Fintech is taking on the giants. In terms of industry disruption, they are the cutting edge, fighting hundreds of years of banking and insurance ”dynasties and monarchies”. In order to do so, they have to constantly innovate and find new ways of doing things that have been done the same way by those long-standing establishments for all these years.
The main disruption and innovation of the fintech industry is democratization; giving the power to the people and away from these monarchies. Giving us, the people, the power to decide where to invest, how to save, how to buy your house and how to use the stock market responsibly.
More than a technological innovation it is a cultural one, which requires fintech to rethink how they view and treat their clients. Rather than a nuisance, fintech needs to understand that clients are the engine and that we have a say: we have a say about how our hard-earned money is handled and of-course, also how our other currency, our data, is used. We expect transparency and honesty from our service providers. Transparency of what our data is being used for and how it is being safeguarded, and honesty when something goes wrong. We expect no more smoke screens.
To innovate, fintech must remain at the forefront of technology and continuously develop and fine tune their offerings. They cannot wait for things to be perfect before they go live. This combination of the need to constantly release new products and versions, being a prime target for hacking groups and the obligation for real transparency and honesty towards their clients, means that fintech needs to change the security paradigm and take a different approach.

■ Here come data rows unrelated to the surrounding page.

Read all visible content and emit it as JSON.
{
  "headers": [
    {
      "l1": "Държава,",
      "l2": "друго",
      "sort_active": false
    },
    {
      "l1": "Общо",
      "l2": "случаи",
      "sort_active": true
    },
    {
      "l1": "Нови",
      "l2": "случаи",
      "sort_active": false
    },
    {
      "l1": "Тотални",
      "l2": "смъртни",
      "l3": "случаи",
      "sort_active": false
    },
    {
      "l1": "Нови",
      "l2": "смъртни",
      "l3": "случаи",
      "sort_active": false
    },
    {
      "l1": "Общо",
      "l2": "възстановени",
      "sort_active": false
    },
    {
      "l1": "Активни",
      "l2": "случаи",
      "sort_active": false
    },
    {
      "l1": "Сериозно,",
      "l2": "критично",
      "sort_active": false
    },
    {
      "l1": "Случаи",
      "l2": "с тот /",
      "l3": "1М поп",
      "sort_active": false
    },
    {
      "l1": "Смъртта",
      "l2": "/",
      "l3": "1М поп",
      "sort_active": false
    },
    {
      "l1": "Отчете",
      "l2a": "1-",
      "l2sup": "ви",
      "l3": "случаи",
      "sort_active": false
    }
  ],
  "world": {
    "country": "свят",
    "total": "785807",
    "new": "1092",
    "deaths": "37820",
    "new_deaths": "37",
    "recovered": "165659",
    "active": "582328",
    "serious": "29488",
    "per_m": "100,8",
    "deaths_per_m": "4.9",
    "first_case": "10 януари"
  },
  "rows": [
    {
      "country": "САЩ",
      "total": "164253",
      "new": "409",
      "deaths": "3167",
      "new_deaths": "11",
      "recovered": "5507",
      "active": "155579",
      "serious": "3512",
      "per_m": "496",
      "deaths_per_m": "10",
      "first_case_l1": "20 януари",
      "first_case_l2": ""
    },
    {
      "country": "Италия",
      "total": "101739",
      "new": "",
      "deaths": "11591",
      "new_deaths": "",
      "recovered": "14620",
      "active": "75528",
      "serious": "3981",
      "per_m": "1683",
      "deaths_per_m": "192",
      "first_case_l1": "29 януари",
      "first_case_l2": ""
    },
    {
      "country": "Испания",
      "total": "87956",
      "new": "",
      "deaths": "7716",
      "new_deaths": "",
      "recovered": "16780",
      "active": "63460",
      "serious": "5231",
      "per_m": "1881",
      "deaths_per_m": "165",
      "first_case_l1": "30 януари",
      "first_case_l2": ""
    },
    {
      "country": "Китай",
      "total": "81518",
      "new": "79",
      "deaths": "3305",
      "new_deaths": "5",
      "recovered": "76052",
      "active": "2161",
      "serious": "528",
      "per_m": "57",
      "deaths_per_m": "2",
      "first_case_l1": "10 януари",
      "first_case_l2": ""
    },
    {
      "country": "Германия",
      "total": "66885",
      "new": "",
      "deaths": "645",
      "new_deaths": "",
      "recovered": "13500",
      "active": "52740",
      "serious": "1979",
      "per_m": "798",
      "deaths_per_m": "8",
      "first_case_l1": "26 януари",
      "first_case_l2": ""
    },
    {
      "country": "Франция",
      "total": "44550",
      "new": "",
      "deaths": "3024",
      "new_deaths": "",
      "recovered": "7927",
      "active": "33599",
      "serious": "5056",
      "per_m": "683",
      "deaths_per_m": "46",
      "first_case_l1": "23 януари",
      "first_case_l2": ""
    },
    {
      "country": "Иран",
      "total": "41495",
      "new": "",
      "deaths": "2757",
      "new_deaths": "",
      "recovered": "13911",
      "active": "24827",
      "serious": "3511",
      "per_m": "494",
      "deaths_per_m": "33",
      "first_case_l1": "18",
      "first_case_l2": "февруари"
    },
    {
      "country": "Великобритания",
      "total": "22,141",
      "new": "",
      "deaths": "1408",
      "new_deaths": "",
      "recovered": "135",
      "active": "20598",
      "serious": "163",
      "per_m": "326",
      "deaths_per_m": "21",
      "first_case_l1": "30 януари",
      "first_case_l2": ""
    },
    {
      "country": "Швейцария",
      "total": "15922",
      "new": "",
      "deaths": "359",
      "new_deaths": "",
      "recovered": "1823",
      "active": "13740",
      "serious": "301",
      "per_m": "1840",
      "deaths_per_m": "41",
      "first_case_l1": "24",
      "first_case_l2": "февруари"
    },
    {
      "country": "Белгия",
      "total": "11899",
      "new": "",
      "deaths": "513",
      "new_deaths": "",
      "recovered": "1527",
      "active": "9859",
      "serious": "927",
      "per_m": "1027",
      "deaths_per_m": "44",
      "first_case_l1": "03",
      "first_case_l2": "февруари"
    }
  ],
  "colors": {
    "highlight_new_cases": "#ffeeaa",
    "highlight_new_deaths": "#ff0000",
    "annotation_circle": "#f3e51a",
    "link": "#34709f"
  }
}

At the core of the paradigm shift is the question of responsibility and accountability for security. If until today, organizations had the internal security function to lean on as a crutch, we now understand that this function no longer has the tools to assist tech centric organizations secure their ever changing product. We now understand that security should be owned by the different functions in the organization; Developers need to develop secure code, DevOps need to ensure a secure perimeter and so on.